Neuropsychological performance and quantitative EEGs were studied in 11 epileptic children, aged 7 to 14 years, both during treatment and without phenobarbital and mephobarbital, and in comparison to 13 matched controls, at Tulane University Medical School, New Orleans, LA. Barbiturates at therapeutic levels (10-40 mcg/ml) had no effect on the EEG in frequency bands 0.6 to 32 Hz. Compared to controls, the WISC-R Verbal, Performance, and Full Scale Scores, Bender-Gestalt, and Achenbach Behavior Rating Scale showed no significant change during barbiturate treatment; only the Stroop color/word test showed an adverse difference. Compared to scores off-drug in 8 subjects analyzed, adverse on-drug effects were found in the WISC-R Verbal, Stroop, and Achenbach aggression scales. Performance of the Bender-Gestalt improved during treatment with barbiturates. Irritability, oppositional attitude, and overactivity were reported in 6 of 11 subjects, but the parents of 4 elected to continue treatment.
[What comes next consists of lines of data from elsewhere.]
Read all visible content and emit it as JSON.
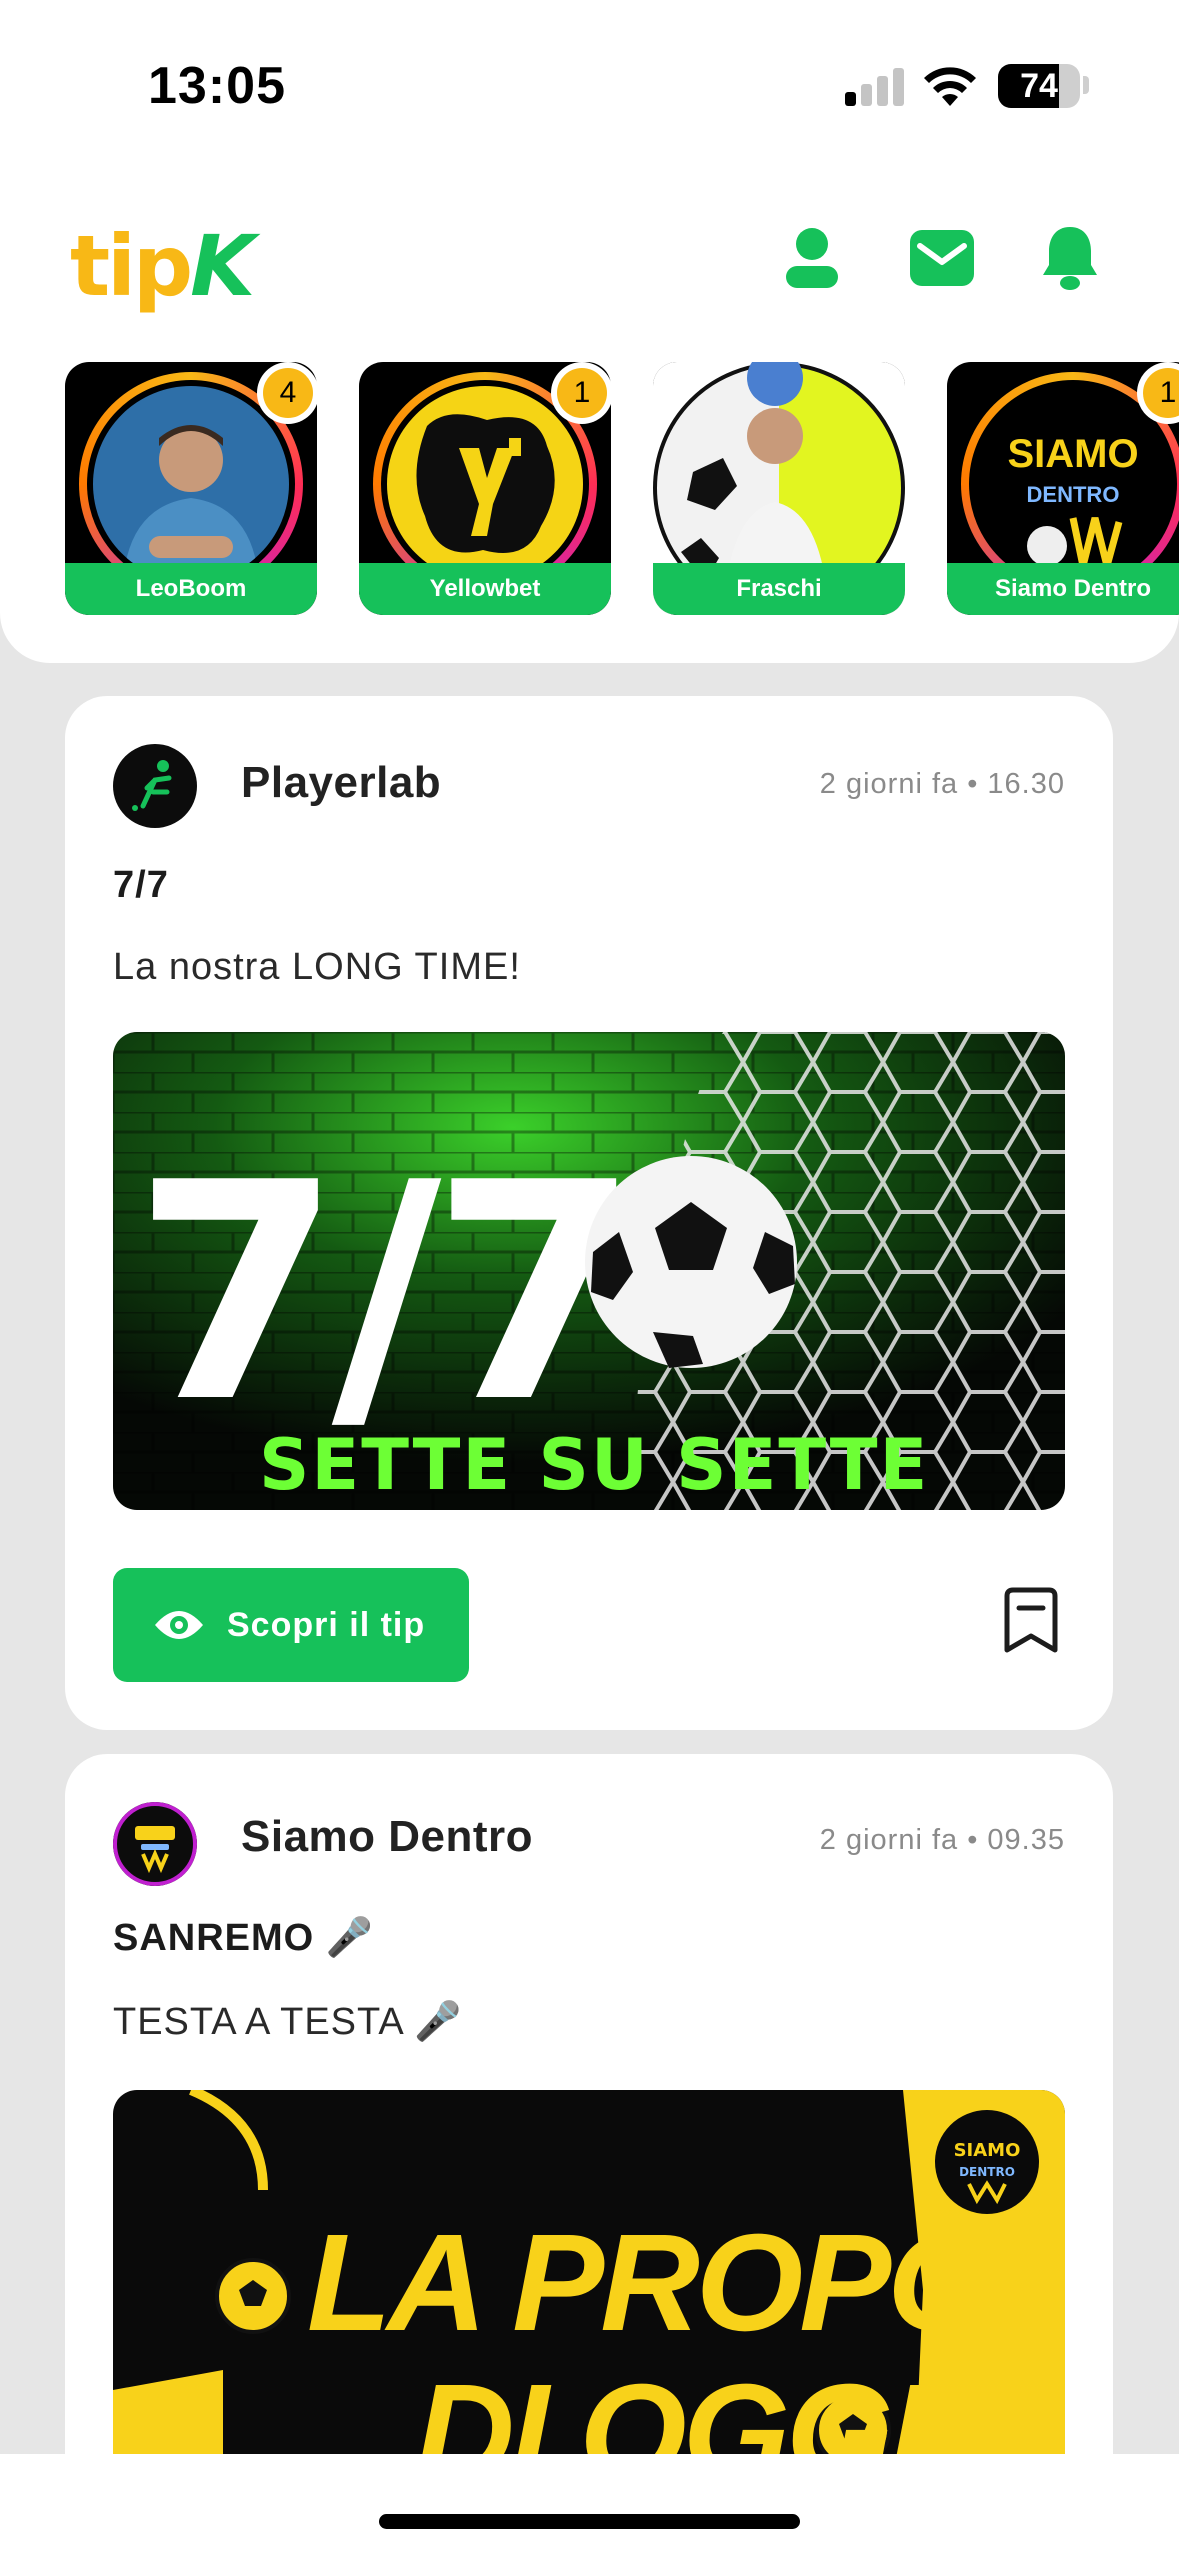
{
  "status_bar": {
    "time": "13:05",
    "battery_percent": 74
  },
  "brand": {
    "logo_text": "tipk"
  },
  "header_icons": [
    "profile-icon",
    "mail-icon",
    "bell-icon"
  ],
  "colors": {
    "brand_green": "#16c15a",
    "brand_yellow": "#f8b816",
    "page_background": "#e6e6e6"
  },
  "stories": [
    {
      "name": "LeoBoom",
      "badge": "4"
    },
    {
      "name": "Yellowbet",
      "badge": "1"
    },
    {
      "name": "Fraschi",
      "badge": ""
    },
    {
      "name": "Siamo Dentro",
      "badge": "1",
      "logo_text": [
        "SIAMO",
        "DENTRO"
      ]
    }
  ],
  "posts": [
    {
      "author": "Playerlab",
      "timestamp": "2 giorni fa • 16.30",
      "title": "7/7",
      "body": "La nostra LONG TIME!",
      "image_text": {
        "big": "7/7",
        "caption": "SETTE SU SETTE"
      },
      "cta_label": "Scopri il tip"
    },
    {
      "author": "Siamo Dentro",
      "timestamp": "2 giorni fa • 09.35",
      "title": "SANREMO 🎤",
      "body": "TESTA A TESTA 🎤",
      "image_text": {
        "line1": "LA PROPOSTA",
        "line2": "DI OGGI",
        "badge_line1": "SIAMO",
        "badge_line2": "DENTRO"
      }
    }
  ]
}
Mephobarbital caused less behavioral problems than phenobarbital. [1]

COMMENT. Contrary to a previous report of adverse effects of phenobarbital in younger children treated for febrile seizures, barbiturates appear to cause negligible cognitive impairments, only mild behavioral changes, and no effects on the EEG in older school age children treated for epilepsy.